The term prose refers to the type of writing found in novels, fiction or nonfiction, in contrast with poetics. Prose uses a natural, unstructured quality as compared to poetry, which generally has a more regimented structure. Scholars classify eras of writing by either major societal changes, such as the industrial revolution, or to the generational ideals and era that preceded them. For instance, post-modernism refers to both the time and cultural changes that took place after modernism, a period in the early 1900s when writers experimented with styles such as Surrealism. However, both encompass a wide range of styles and writers.
Poetry utilizes its own set of conventions and definitions. Discussion of poetry involves discussing meter, the pattern of stressed and unstressed syllables in a line.

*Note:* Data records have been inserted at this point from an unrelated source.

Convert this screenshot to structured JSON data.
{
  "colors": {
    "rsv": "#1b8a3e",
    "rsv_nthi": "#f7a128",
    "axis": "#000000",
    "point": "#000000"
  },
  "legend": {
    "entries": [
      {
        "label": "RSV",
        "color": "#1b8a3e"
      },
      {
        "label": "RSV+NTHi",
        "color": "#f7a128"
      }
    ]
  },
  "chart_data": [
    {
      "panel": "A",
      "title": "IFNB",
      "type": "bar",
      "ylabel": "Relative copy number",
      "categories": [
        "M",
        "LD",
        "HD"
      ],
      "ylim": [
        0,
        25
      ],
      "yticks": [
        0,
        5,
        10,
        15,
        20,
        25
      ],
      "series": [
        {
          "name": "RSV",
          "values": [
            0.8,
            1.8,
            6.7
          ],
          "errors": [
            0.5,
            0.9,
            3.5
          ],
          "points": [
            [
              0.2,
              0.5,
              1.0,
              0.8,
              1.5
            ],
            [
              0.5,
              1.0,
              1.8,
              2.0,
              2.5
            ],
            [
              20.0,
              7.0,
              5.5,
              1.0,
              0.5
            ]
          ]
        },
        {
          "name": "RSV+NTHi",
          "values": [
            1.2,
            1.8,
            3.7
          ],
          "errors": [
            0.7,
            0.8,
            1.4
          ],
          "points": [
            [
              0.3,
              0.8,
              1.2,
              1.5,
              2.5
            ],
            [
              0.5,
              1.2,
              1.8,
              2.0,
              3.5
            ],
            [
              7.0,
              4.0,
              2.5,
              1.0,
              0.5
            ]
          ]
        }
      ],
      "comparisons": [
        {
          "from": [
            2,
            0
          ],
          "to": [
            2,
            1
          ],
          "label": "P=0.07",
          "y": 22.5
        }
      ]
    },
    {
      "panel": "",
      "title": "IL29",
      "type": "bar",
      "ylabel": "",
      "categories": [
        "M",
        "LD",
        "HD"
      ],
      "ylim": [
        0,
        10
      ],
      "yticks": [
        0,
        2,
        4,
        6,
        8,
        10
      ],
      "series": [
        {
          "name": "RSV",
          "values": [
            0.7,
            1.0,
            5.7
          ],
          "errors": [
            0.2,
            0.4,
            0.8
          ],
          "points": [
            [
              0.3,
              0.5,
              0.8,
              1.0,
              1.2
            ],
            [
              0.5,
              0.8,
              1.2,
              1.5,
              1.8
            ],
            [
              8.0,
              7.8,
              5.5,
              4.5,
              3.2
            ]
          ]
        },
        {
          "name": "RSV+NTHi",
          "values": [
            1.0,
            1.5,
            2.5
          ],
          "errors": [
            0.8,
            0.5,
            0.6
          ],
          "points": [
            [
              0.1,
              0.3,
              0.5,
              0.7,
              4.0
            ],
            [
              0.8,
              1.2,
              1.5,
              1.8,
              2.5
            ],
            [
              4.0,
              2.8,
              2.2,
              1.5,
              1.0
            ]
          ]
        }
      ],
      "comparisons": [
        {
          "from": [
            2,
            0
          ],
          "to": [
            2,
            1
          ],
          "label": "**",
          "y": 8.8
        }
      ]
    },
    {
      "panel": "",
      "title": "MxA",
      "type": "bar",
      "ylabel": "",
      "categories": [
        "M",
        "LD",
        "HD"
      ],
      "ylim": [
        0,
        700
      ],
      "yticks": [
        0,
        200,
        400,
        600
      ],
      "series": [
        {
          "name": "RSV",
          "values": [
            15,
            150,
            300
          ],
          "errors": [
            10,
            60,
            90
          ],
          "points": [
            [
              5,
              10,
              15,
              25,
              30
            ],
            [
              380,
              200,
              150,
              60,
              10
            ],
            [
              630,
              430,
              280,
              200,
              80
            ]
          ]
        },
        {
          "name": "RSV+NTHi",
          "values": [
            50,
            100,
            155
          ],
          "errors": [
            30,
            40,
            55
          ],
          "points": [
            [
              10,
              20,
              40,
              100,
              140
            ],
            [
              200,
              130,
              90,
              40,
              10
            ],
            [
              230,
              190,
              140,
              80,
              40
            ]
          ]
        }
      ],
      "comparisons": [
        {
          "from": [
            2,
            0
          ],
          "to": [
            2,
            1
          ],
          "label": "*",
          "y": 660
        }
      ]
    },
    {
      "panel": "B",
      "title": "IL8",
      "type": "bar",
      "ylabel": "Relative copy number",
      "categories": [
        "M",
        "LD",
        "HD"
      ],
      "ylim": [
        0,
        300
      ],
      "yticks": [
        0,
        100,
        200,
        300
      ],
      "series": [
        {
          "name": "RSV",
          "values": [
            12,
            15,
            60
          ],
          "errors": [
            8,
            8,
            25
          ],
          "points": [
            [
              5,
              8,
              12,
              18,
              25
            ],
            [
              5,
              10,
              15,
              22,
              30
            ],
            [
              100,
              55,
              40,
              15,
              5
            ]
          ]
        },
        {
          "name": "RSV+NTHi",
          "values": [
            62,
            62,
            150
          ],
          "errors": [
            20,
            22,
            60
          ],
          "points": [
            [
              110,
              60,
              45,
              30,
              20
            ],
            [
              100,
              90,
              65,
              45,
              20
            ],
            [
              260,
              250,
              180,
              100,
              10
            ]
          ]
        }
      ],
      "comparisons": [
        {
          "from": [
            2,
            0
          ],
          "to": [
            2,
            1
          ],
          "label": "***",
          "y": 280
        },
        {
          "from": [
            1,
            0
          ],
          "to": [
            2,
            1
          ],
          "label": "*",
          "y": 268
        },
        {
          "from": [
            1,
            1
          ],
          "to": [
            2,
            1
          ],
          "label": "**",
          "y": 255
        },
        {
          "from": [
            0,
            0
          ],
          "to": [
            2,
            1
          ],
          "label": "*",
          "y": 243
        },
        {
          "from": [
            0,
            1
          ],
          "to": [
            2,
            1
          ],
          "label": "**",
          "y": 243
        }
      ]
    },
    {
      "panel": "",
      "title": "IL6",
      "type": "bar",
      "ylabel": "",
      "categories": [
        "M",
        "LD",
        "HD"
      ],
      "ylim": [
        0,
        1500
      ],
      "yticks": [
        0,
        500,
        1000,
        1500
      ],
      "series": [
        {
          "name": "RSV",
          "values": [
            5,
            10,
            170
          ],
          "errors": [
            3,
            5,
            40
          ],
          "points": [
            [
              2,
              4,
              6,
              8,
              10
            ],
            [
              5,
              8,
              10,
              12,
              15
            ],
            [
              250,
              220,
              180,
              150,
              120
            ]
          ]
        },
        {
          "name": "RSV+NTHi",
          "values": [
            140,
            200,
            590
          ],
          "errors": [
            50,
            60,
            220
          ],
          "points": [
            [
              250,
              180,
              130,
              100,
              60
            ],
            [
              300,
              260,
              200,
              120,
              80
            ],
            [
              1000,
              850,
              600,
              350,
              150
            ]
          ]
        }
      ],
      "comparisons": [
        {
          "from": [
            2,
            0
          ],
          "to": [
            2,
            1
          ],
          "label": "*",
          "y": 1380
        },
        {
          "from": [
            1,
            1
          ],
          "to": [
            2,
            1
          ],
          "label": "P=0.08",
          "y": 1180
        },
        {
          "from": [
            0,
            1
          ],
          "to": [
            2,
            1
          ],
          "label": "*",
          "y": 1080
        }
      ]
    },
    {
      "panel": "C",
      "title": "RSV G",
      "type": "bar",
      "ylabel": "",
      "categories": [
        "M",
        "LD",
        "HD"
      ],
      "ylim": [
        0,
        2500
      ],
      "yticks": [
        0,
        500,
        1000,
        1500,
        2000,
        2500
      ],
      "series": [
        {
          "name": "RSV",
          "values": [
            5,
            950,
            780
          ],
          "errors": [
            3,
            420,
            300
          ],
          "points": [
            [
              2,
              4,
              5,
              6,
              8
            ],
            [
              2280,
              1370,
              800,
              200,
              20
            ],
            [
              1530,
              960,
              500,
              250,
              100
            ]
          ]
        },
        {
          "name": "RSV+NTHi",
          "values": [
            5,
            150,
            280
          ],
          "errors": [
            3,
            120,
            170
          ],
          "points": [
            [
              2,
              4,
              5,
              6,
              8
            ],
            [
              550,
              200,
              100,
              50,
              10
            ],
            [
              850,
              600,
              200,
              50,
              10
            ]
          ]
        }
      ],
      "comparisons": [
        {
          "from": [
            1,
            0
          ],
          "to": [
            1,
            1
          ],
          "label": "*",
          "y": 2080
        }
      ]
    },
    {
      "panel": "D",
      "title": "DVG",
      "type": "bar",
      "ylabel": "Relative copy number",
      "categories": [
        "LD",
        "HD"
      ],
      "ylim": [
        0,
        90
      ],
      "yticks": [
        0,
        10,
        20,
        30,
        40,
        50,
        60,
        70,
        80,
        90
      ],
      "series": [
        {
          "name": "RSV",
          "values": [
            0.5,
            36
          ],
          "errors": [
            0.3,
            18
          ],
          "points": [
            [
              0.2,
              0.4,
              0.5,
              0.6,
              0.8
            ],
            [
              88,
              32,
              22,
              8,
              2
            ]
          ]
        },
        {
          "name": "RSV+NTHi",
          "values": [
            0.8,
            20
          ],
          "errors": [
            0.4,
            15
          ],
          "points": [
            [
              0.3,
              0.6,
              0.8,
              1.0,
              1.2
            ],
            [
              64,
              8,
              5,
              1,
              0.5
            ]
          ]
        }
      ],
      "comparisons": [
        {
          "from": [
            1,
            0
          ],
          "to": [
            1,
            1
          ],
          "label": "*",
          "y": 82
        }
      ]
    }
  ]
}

Meter affects the reading and understanding of a poem. One structure of meter is iambic, a meter of one unstressed syllable and then a stressed syllable, together called a foot. Poetic form is also important. For instance, a poem can be a sonnet form, which has 14 equal rhyming lines, or a free verse form, which has no set restrictions.
Both poetry and prose can use other literary devices. For instance, both poets and prose writers use allegory, the use of a fictional person and their actions to discuss important people and political and societal conditions of their time. In the past, writers used allegory because they faced serious consequences for their writings, and could not engage in direct social commentary. Metaphor, a device which transfers the association of one entity to another, accomplishes a similar effect. For instance, to say someone ate like a horse transfers the idea of a horse's large appetite to a person.